Dalam kursus singkat ini, para peserta mendapatkan beragam materi, baik terkait konsep dan teori, maupun praktek dan pengalaman, serta konteks kebijakan di Australia. Topik dasar mengenai keadilan sosial dan ranah ekonomi (tantangan dan kesempatan) yang menjembatani topik tentang social enterprise, menjadi salah satu topik menarik yang menggarisbawahi pentingnya pendekatan market-based activism dalam mempromosikan hak-hak ekonomi dan sosial lewat kolaborasi beragam pihak. Di sesi yang diisi oleh Marcela Lapertosa (Value Learning) dan Tom Allen (Impact Boom) ini, beberapa pelajaran penting adalah: pentingnya membangun kepercayaan dan relasi yang autentik dengan beragam pemangku kepentingan; belajar dari pengalaman sebelumnya; menemukan orang yang tepat untuk ikut bergabung, serta berbagi cerita dan juga angka untuk menunjukkan dampak dari aktivisme yang dilakukan. Di sisi lain, beragam tantangan juga dihadapi oleh social enterprise, seperti pendanaan, kelelahan, pengukuran keberhasilan yang kompleks, sumber daya manusia, dan kurangnya dukungan masyarakat.

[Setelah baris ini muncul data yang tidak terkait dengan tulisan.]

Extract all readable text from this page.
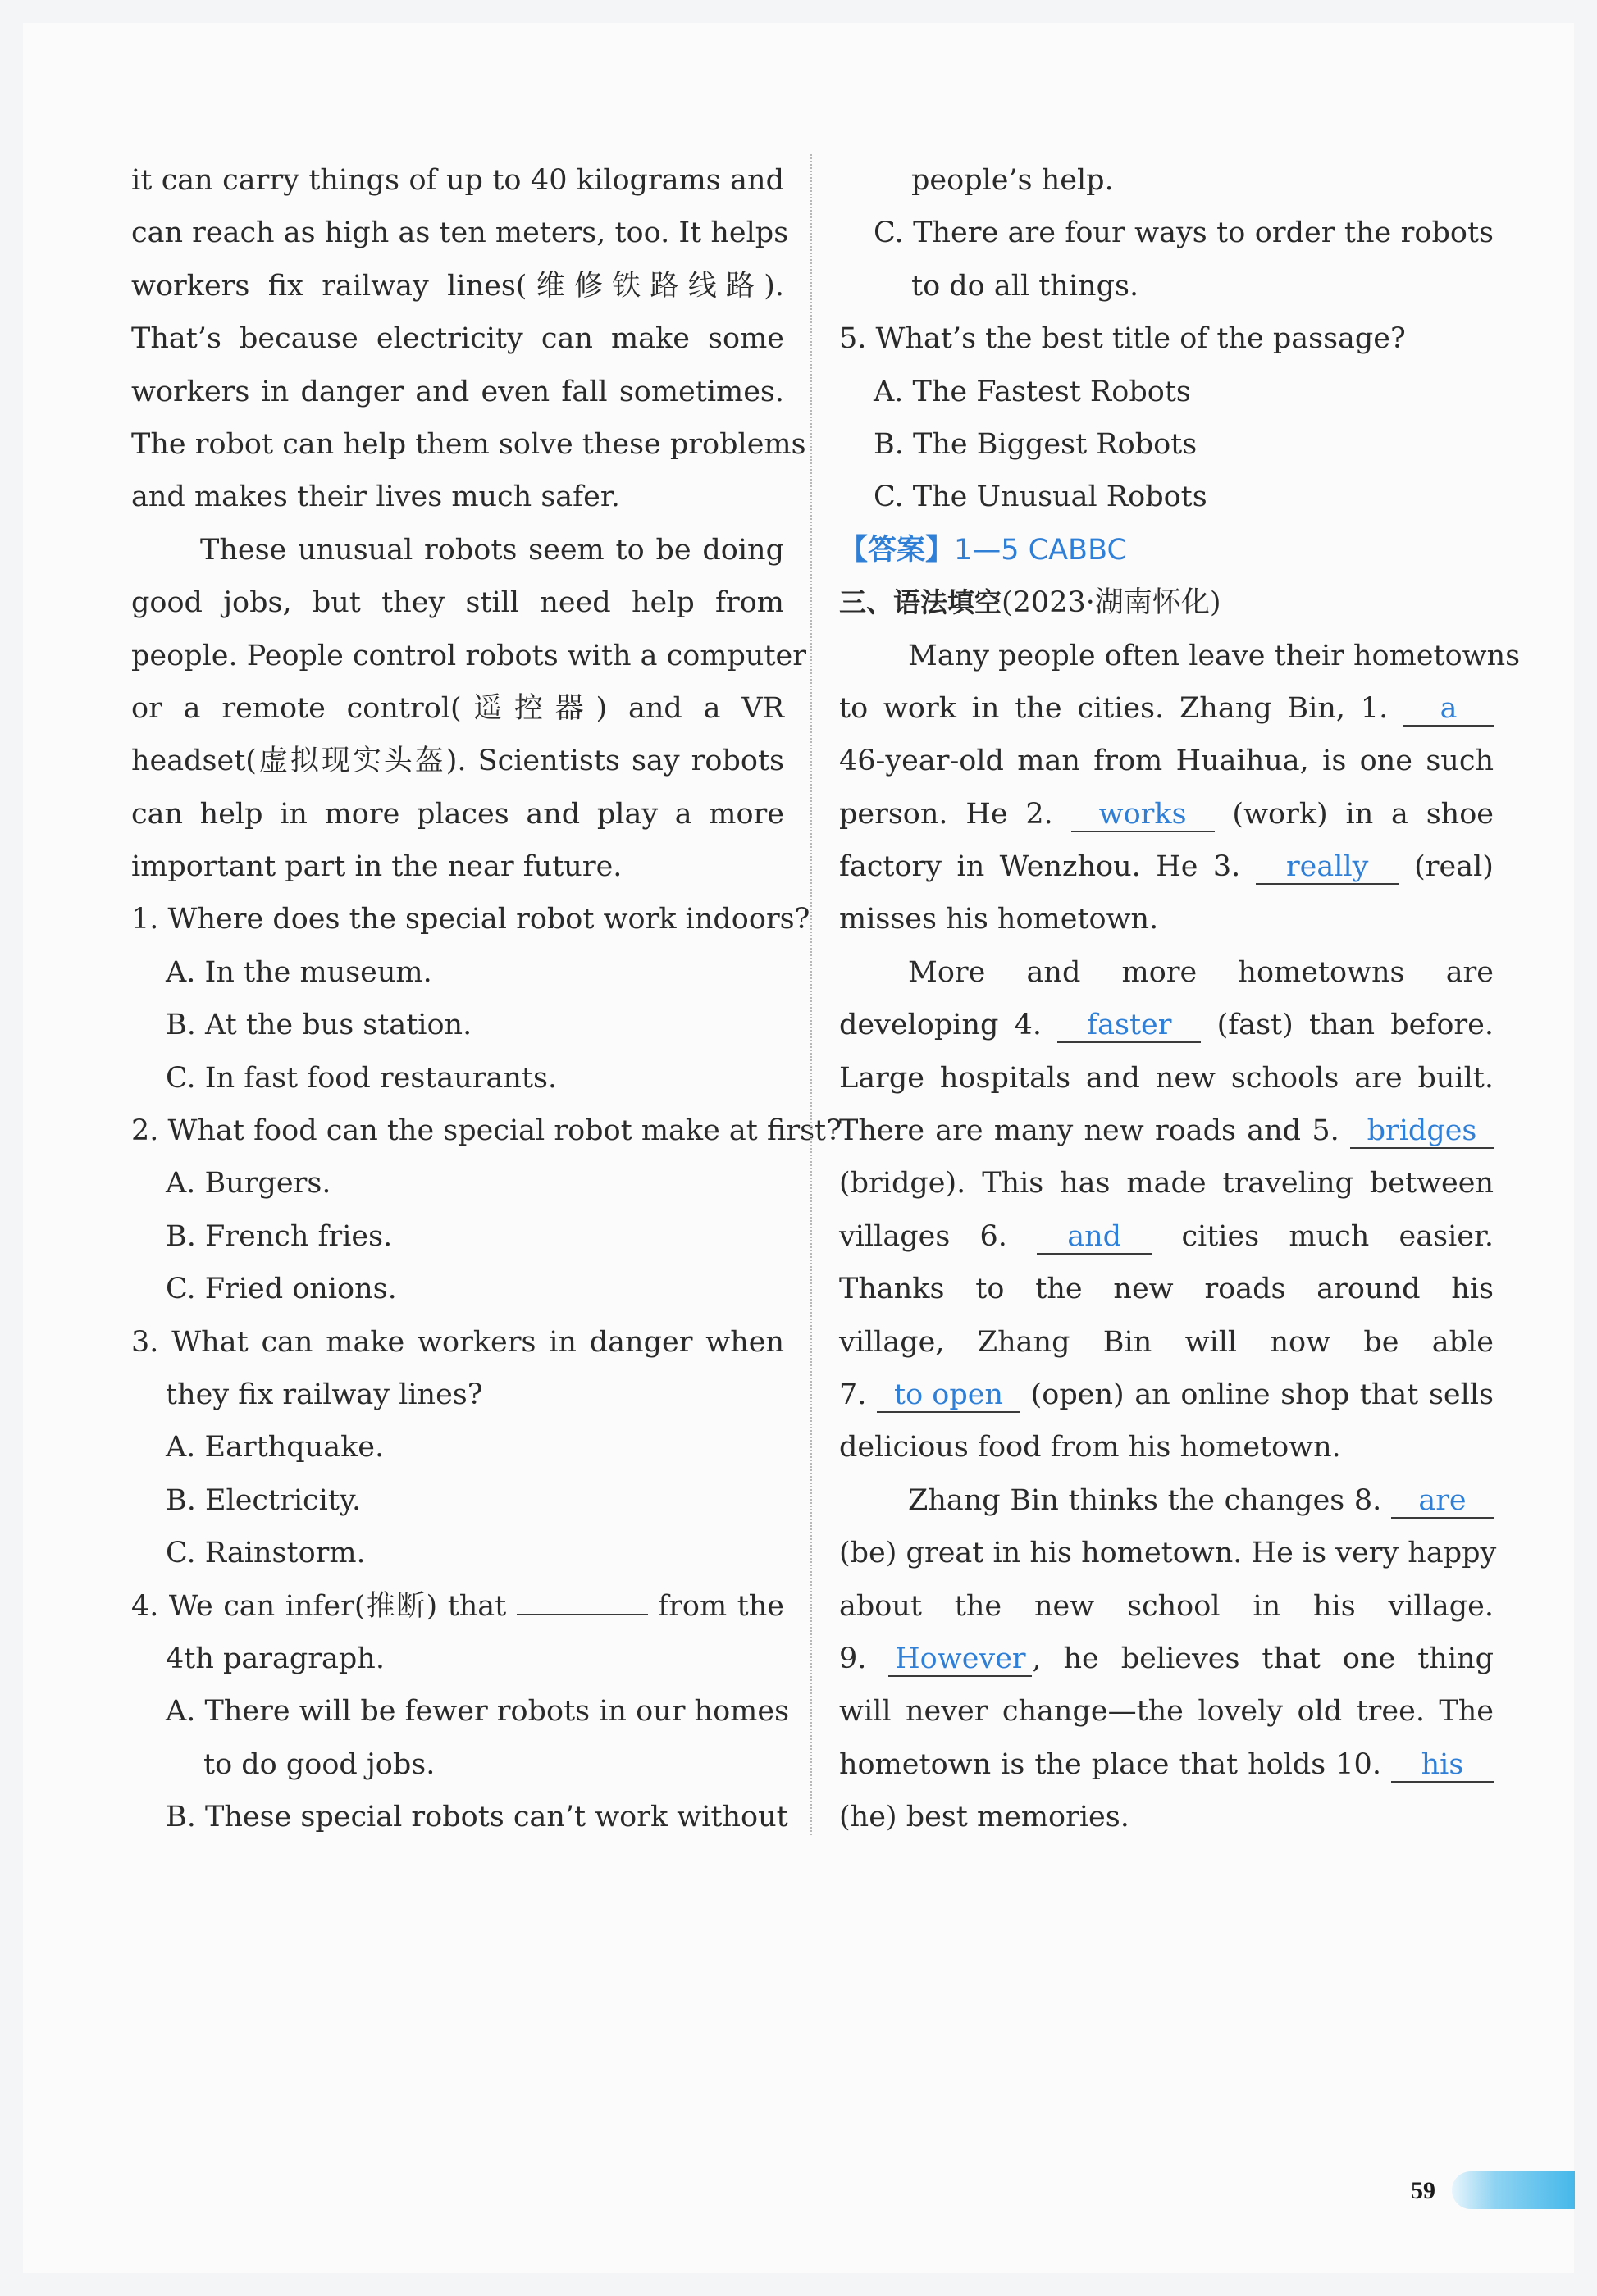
it can carry things of up to 40 kilograms and
can reach as high as ten meters, too. It helps
workers fix railway lines(维修铁路线路).
That’s because electricity can make some
workers in danger and even fall sometimes.
The robot can help them solve these problems
and makes their lives much safer.
These unusual robots seem to be doing
good jobs, but they still need help from
people. People control robots with a computer
or a remote control(遥控器) and a VR
headset(虚拟现实头盔). Scientists say robots
can help in more places and play a more
important part in the near future.
1. Where does the special robot work indoors?
A. In the museum.
B. At the bus station.
C. In fast food restaurants.
2. What food can the special robot make at first?
A. Burgers.
B. French fries.
C. Fried onions.
3. What can make workers in danger when
they fix railway lines?
A. Earthquake.
B. Electricity.
C. Rainstorm.
4. We can infer(推断) that	from the
4th paragraph.
A. There will be fewer robots in our homes
to do good jobs.
B. These special robots can’t work without
people’s help.
C. There are four ways to order the robots
to do all things.
5. What’s the best title of the passage?
A. The Fastest Robots
B. The Biggest Robots
C. The Unusual Robots
【答案】1—5 CABBC
三、语法填空(2023·湖南怀化)
Many people often leave their hometowns
to work in the cities. Zhang Bin, 1. a
46-year-old man from Huaihua, is one such
person. He 2. works (work) in a shoe
factory in Wenzhou. He 3. really (real)
misses his hometown.
More and more hometowns are
developing 4. faster (fast) than before.
Large hospitals and new schools are built.
There are many new roads and 5. bridges
(bridge). This has made traveling between
villages 6. and cities much easier.
Thanks to the new roads around his
village, Zhang Bin will now be able
7. to open (open) an online shop that sells
delicious food from his hometown.
Zhang Bin thinks the changes 8. are
(be) great in his hometown. He is very happy
about the new school in his village.
9. However , he believes that one thing
will never change—the lovely old tree. The
hometown is the place that holds 10. his
(he) best memories.
59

Di Australia sendiri, kebijakan terkait dengan anak muda salah satunya termaktub dalam “The Federal Government Youth Policy” (2021), yang diantaranya fokus pada isu-isu seperti pendidikan, ketenagakerjaan, dan mengintegrasikan pandangan anak muda di berbagai lini di pemerintahan. Kebijakan ini dibuat berdasarkan riset dan konsultasi dengan anak muda, di mana The Office for Youth bertanggung jawab dalam urusan tentang anak muda. Selain di tingkat federal, kebijakan yang mengarusutamakan anak muda juga diterapkan di tingkat state (negara bagian). Misalnya, Queensland Government’s Office for Youth, yang memiliki Queensland Youth Engagement Charter (2019), dengan komitmen untuk melibatkan anak muda secara aktif dan memberdayakan dalam proses kebijakan (suara, ide, dan pengalaman). Terkait dengan hal tersebut, Prof. Angela Romano memaparkan tentang prinsip 5R dalam mendorong “Positive Youth Development”, yaitu rights, respect, responsibility, reasoning, dan resilience.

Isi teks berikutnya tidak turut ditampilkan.